Leon Levy Center Announces Four New Biography Fellows
Gary Giddins, executive director of the Leon Levy Center for Biography, has announced the recipients of the center’s 2014-2015 residential biography fellowships: Esther Allen, for a biography of José Martí, the Cuban writer and political activist; Peter Filkins, for a biography of H. G. Adler, the German-Jewish novelist; Ruth Franklin, for a biography of Shirley Jackson, the American writer; and James Romm, for a biography of Giovanni Pico della Mirandola, the Italian Renaissance philosopher.

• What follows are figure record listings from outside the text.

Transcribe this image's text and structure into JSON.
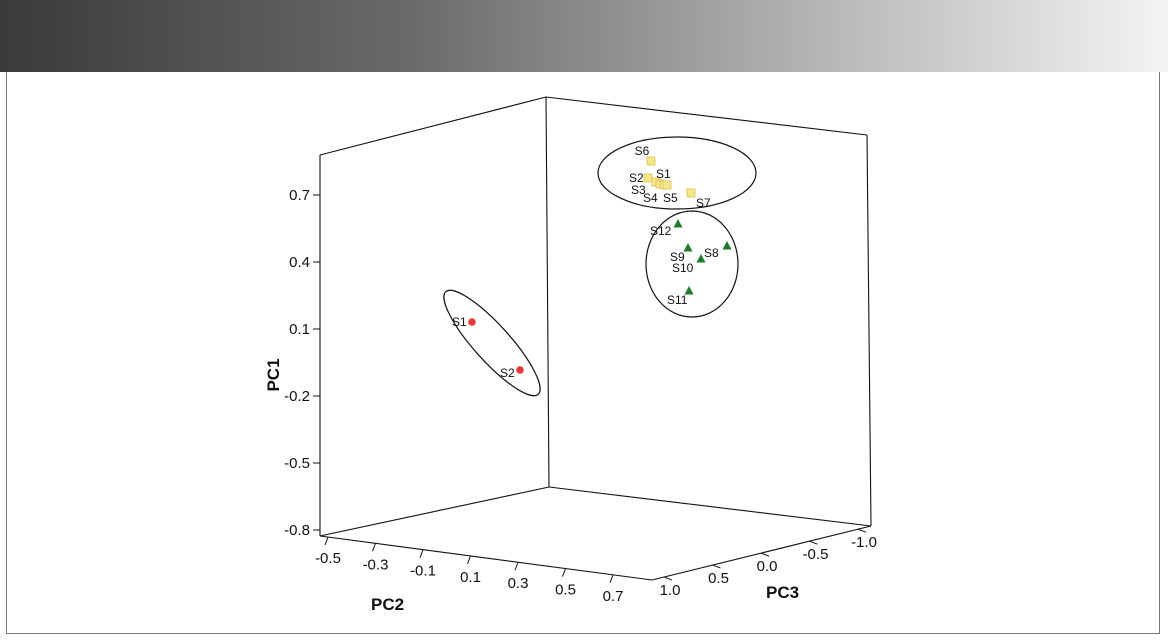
{
  "chart_data": {
    "type": "scatter",
    "title": "",
    "colors": {
      "red": "#e23b3b",
      "yellow": "#f7e58a",
      "yellow_stroke": "#d8c15a",
      "green": "#1f7a2e"
    },
    "axes": {
      "pc1": {
        "label": "PC1",
        "ticks": [
          "0.7",
          "0.4",
          "0.1",
          "-0.2",
          "-0.5",
          "-0.8"
        ]
      },
      "pc2": {
        "label": "PC2",
        "ticks": [
          "-0.5",
          "-0.3",
          "-0.1",
          "0.1",
          "0.3",
          "0.5",
          "0.7"
        ]
      },
      "pc3": {
        "label": "PC3",
        "ticks": [
          "1.0",
          "0.5",
          "0.0",
          "-0.5",
          "-1.0"
        ]
      }
    },
    "series": [
      {
        "marker": "circle",
        "color": "red",
        "points": [
          {
            "label": "S1",
            "pc1": 0.11,
            "pc2": 0.1
          },
          {
            "label": "S2",
            "pc1": -0.1,
            "pc2": 0.35
          }
        ]
      },
      {
        "marker": "square",
        "color": "yellow",
        "points": [
          {
            "label": "S6"
          },
          {
            "label": "S2"
          },
          {
            "label": "S1"
          },
          {
            "label": "S3"
          },
          {
            "label": "S4"
          },
          {
            "label": "S5"
          },
          {
            "label": "S7"
          }
        ]
      },
      {
        "marker": "triangle",
        "color": "green",
        "points": [
          {
            "label": "S12"
          },
          {
            "label": "S9"
          },
          {
            "label": "S8"
          },
          {
            "label": "S10"
          },
          {
            "label": "S11"
          }
        ]
      }
    ]
  }
}
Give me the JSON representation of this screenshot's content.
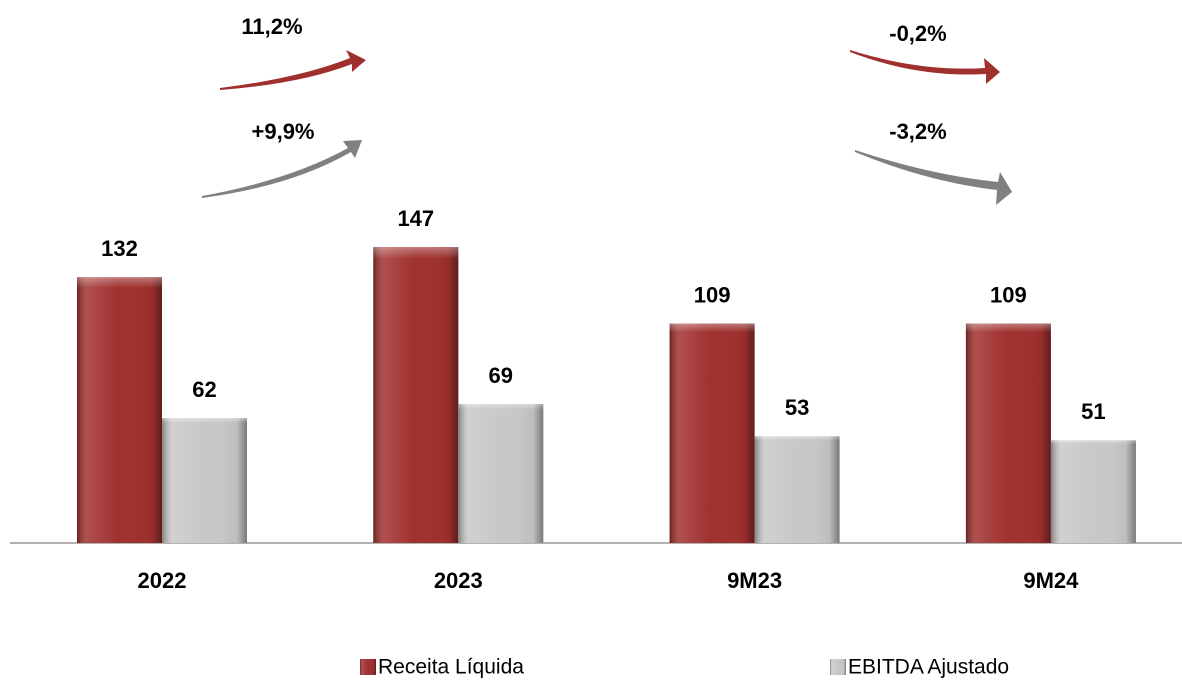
{
  "chart_data": {
    "type": "bar",
    "categories": [
      "2022",
      "2023",
      "9M23",
      "9M24"
    ],
    "series": [
      {
        "name": "Receita Líquida",
        "color": "#a0302e",
        "values": [
          132,
          147,
          109,
          109
        ]
      },
      {
        "name": "EBITDA Ajustado",
        "color": "#c8c8c8",
        "values": [
          62,
          69,
          53,
          51
        ]
      }
    ],
    "annotations": [
      "11,2%",
      "+9,9%",
      "-0,2%",
      "-3,2%"
    ]
  }
}
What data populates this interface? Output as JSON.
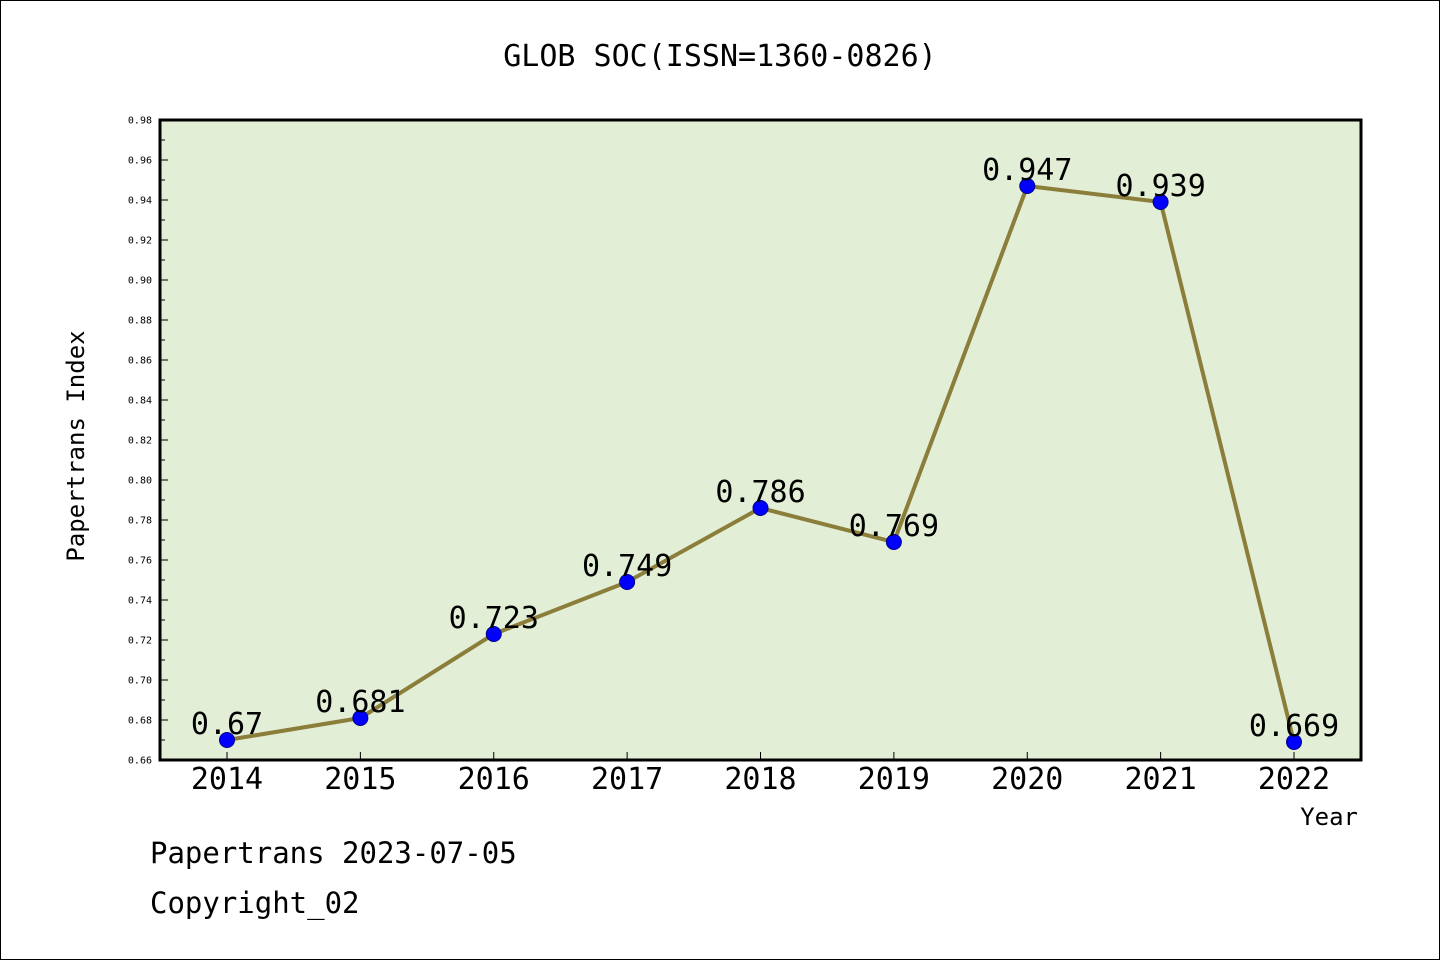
{
  "chart_data": {
    "type": "line",
    "title": "GLOB SOC(ISSN=1360-0826)",
    "xlabel": "Year",
    "ylabel": "Papertrans Index",
    "categories": [
      "2014",
      "2015",
      "2016",
      "2017",
      "2018",
      "2019",
      "2020",
      "2021",
      "2022"
    ],
    "values": [
      0.67,
      0.681,
      0.723,
      0.749,
      0.786,
      0.769,
      0.947,
      0.939,
      0.669
    ],
    "value_labels": [
      "0.67",
      "0.681",
      "0.723",
      "0.749",
      "0.786",
      "0.769",
      "0.947",
      "0.939",
      "0.669"
    ],
    "ylim": [
      0.66,
      0.98
    ],
    "yticks": [
      "0.66",
      "0.68",
      "0.70",
      "0.72",
      "0.74",
      "0.76",
      "0.78",
      "0.80",
      "0.82",
      "0.84",
      "0.86",
      "0.88",
      "0.90",
      "0.92",
      "0.94",
      "0.96",
      "0.98"
    ],
    "grid": false,
    "colors": {
      "plot_background": "#e2efd6",
      "line": "#8b7d3a",
      "marker": "#0000ff"
    }
  },
  "footer": {
    "line1": "Papertrans 2023-07-05",
    "line2": "Copyright_02"
  }
}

Each biography fellow receives a grant of $60,000, writing space and library privileges, and participates in seminars and the intellectual life of the Graduate Center. Former fellows of the Leon Levy Center for Biography who have published books worked on during their fellowships include Adam Begley (Updike), Elizabeth Kendall (Balanchine and the Lost Muse), Wendy Lesser (Music for Silenced Voices: Shostakovich and His Fifteen Quartets), John Matteson (The Lives of Margaret Fuller), D.T. Max (Every Love Story Is a Ghost Story: A Life of David Foster Wallace), and Molly Peacock (The Paper Garden: Mrs. Delany Begins Her Life’s Work at 72).
Esther Allen is associate professor of modern languages at Baruch College, where her research focuses on translation, nineteenth- and twentieth-century Latin American and French literature, and issues in anglophone globalization. She has been a fellow of the Cullman Center for Scholars and Writers at the New York Public Library and a National Endowment for the Arts Translation Fellow, and she is cofounder of the PEN/Heim Translation Fund and the PEN World Voices festival. She is coeditor of In Translation: Translators on their Work and What It Means, and she has translated works by Javier Marías, José Manuel Prieto, and many others. As a Leon Levy fellow she will work on a biography of José Martí, whose Selected Writings she edited, translated, and annotated for Penguin Classics.
Peter Filkins is a poet and translator who teaches writing and literature at Bard College at Simon’s Rock and translation at Bard’s main campus. He will be researching and writing about H. G. Adler, whose Holocaust novels The Journey, Panorama, and The Wall he has translated, all published by Random House. Filkins is the author of four books of poetry—What She Knew, After Homer, Augustine's Vision, and The View We're Granted—and he has translated the collected poems of Ingeborg Bachmann, Songs in Flight, and her novels The Book of Franza and Requiem for Fanny Goldmann. He has been a fellow of the American Academy in Berlin, and he has received awards from the American Literary Translators Association, the Austrian government, and DAAD, Fulbright, Marbach, and other fellowships. His work has appeared in the New Republic, the American Scholar, the Paris Review, the New York Times Book Review, and elsewhere.
Ruth Franklin, a book critic and contributing editor at the New Republic, is working on a biography of Shirley Jackson, which will be published by W.W. Norton & Company. She has written for many publications, including the New Yorker, the New York Review of Books, the New York Times Magazine, Bookforum, Granta, and Salmagundi, to which she contributes a regular film column. Her first book, A Thousand Darknesses: Lies and Truth in Holocaust Fiction, was a finalist for the 2012 Sami Rohr Prize in Jewish Literature. She has been a fellow at the Cullman Center for Scholars and Writers at the New York Public Library, and she received a Guggenheim fellowship in biography.
James Romm, biographer of Giovanni Pico della Mirandola, is the James H. Ottaway Jr. Professor of Classics at Bard College, specializing in ancient Greek and Roman history. His essays and reviews have appeared in The Wall Street Journal, London Review of Books, and elsewhere. He has received fellowships from the Guggenheim Foundation, the National Endowment for the Humanities, and the Cullman Center for Scholars and Writers at the New York Public Library. He edited the Landmark edition of Arrian's Campaigns of Alexander, and he is the author of The Edges of the Earth in Ancient Thought, Herodotus, Ghost on the Throne: The Death of Alexander the Great and the War for Crown and Empire, and Dying Every Day: Seneca at the Court of Nero.
The Leon Levy Center for Biography was established in 2008 with a generous gift from the Leon Levy Foundation to identify, support, and foster excellence and innovation in biography. It hosts many public programs including an annual conference in the spring and an annual lecture in the fall, in addition to its residential fellowship competition, now in its seventh year, which funds the research and writing of outstanding biographies.